The doctors explained to my parents that it would be a painful process. I would scream and cry, but they could not take the braces off to offer any pain relief.
I can only imagine how difficult that must have been for my parents — the anguish they likely felt. My parents couldn’t soothe me and probably couldn’t bear to stay in the room with me while I was inconsolable. And who could blame them? Truth be told, I have no memory of the experience, and for that, I’m extremely thankful. I can only go by what my parents told me.
Fast forward to a recent lecture I attended that touched upon preverbal trauma and provided an ah-ha moment. The lecture explained that when a parent doesn’t soothe a baby who’s crying out in pain, the baby feels both rejected by the parent(s) and feels responsible (at fault) for the rejection. Babies don’t yet know how to process this in another way. This was my story!
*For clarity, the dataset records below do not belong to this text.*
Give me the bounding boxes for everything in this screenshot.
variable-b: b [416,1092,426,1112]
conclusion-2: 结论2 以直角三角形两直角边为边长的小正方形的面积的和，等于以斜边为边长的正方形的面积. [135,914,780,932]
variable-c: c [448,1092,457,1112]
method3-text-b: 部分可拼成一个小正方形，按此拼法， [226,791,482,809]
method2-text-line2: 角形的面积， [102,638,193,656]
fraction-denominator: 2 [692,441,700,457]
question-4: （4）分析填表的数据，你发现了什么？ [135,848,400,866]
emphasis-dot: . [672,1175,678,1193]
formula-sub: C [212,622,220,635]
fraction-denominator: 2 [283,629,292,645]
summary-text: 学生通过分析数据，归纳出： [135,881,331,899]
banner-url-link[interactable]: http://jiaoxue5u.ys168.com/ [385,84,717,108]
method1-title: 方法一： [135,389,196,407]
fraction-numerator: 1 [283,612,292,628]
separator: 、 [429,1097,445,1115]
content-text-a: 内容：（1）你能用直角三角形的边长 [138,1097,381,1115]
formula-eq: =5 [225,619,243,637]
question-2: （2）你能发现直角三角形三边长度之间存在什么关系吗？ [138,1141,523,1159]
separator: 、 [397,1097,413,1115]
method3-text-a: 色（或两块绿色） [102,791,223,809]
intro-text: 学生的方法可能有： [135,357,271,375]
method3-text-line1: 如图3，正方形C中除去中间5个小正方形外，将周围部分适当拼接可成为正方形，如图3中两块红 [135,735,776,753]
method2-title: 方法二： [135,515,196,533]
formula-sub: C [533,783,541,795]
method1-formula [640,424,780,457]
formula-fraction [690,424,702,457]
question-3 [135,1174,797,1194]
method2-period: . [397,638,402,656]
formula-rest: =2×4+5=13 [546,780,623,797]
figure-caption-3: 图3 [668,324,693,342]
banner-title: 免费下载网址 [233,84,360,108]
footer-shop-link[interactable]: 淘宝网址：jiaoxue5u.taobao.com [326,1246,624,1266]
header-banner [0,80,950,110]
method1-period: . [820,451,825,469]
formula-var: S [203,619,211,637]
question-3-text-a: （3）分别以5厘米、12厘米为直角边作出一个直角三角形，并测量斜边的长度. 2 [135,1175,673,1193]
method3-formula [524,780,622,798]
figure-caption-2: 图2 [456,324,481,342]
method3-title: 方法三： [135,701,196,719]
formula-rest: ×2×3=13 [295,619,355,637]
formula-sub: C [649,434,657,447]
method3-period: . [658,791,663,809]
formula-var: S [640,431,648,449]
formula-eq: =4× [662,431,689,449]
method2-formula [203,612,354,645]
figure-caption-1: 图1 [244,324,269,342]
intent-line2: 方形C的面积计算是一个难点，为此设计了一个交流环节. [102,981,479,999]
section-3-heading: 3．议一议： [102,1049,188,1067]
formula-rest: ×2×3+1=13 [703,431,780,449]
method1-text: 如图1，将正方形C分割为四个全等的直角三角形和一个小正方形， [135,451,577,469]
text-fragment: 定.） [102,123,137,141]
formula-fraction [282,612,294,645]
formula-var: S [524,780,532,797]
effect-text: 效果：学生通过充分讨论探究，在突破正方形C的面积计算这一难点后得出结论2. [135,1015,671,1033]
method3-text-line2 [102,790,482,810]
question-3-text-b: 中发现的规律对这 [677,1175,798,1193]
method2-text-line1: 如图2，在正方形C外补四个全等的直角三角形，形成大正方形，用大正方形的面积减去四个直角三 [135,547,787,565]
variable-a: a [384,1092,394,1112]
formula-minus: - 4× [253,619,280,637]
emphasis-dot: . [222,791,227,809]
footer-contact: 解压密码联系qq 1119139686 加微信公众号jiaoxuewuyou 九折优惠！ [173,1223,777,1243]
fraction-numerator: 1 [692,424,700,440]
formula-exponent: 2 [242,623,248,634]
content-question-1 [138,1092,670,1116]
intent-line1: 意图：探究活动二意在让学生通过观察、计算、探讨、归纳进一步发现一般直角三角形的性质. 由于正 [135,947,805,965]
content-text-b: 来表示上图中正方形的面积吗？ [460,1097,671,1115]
The realization that my early childhood pain was one of rejection made everything else in my life up to that point come very clearly into focus. It helped me understand why I was plagued by both low self-esteem and unworthiness.
On top of that, I experienced additional family drama and trauma, and so I entered college at the start of a decades-long depression.
In my 50s, a wonderful nutritionist helped me escape much of the depression I had dealt with for so long. But I still felt stuck. I began to research the benefits of psychedelics and decided to embark on my first psychedelic retreat.
The journey was a spiritual awakening, where I no longer felt separate from others or from nature itself and the universe. I understood who I am and what I am. The journey also helped me heal so much from my negative family experiences and trauma. It was profound.
However, it was the work I did with my integration coach that enabled me to fully embody the beautiful revelations I received, and further the healing that came through in the form of a psychedelic experience. I knew immediately that I wanted to do for others what my coach had done for me — to guide them through their own psychedelic experiences and embody the revelations. Then, make whatever changes they want to see in their lives.
This is how I became an Integration Coach in the world of psychedelics and transformational experiences. We all have wounds and experience some form of trauma and suffering in our lifetimes. Severe or mild, nobody gets through this life unscathed. Trauma and suffering are universal to the human experience.
There are many kinds of trauma: physical, mental, generational, preverbal. It would be tragic and highly unfair for suffering to be universal if it weren’t for the wonderful opportunity that it offers us to dig deep within ourselves, get curious, connect with our true selves, and through this process, achieve both healing and tremendous personal growth. In short, an expansion and evolution of consciousness.